I think it would be helpful to support it in Schannel and Edge as well.
Bernd P commented
Maybe this is something new for those who are interested. - as update to my former post.
I recently have reinstalled a Windows 7 Professional box right using a Windows 7 Pro OEM CD with SP 1 integrated - 64bit Version. It was just to test a newer machine.
Thereafter applied all Patches - also recommended and optional ones - including all Rollups (and the second "after SP1 Servicepack" (which is the Windows 7 Convenience Rollup from MS)

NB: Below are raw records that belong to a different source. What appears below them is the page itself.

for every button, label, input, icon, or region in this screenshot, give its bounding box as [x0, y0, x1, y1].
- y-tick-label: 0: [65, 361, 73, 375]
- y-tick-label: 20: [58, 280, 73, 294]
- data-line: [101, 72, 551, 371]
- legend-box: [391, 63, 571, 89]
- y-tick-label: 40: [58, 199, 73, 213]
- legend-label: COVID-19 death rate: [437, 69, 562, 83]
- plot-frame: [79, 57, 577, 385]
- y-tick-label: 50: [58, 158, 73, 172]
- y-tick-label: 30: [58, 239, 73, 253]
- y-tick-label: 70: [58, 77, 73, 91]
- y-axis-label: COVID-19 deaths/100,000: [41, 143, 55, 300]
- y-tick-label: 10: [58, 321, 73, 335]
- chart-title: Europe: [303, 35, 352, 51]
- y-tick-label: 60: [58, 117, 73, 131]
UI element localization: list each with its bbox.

and then continued to patch until it had the current status as of July 2018).
The SSLLabs Client Test
now reported me one ChaCha20_Poly1305 Suite being supported with IE11 in this
As well, Session Tickets are now supported! (which also wasn't the case earlier on Windows 7)
While Windows 10 still doesn't support Chacha20 until Build 1709 until now. (evtl. in 1803?)
An even more general solution would be for Microsoft to expose a .Net interface to add a custom cipher to the cipher suite support for Schannel. So if I had a C# implementation of chacha20/poly1305, or any future cipher algorithm, I would like to be able to implement the generic cipher interface to add support in Schannel for the new algorithm IIS/Edge etc.
Bernd P commented
I also strongly recommend the Addition of ChaCha20-Poly1305 because recently the AES Suites are the only usable modern Cipher Suites within TLS currently . MS also should consider the removal of 3DES Suites (which have no forward Secrecy) on the medium Haul as well as finally remove RC4 and weaker Algorithms everywhere this is possible. Unluckliy there are still too many Servers around providing NO Forward Secrecy and on TLS 1.0 only so we cannot quit using RSA Suites w/o AEAD for now.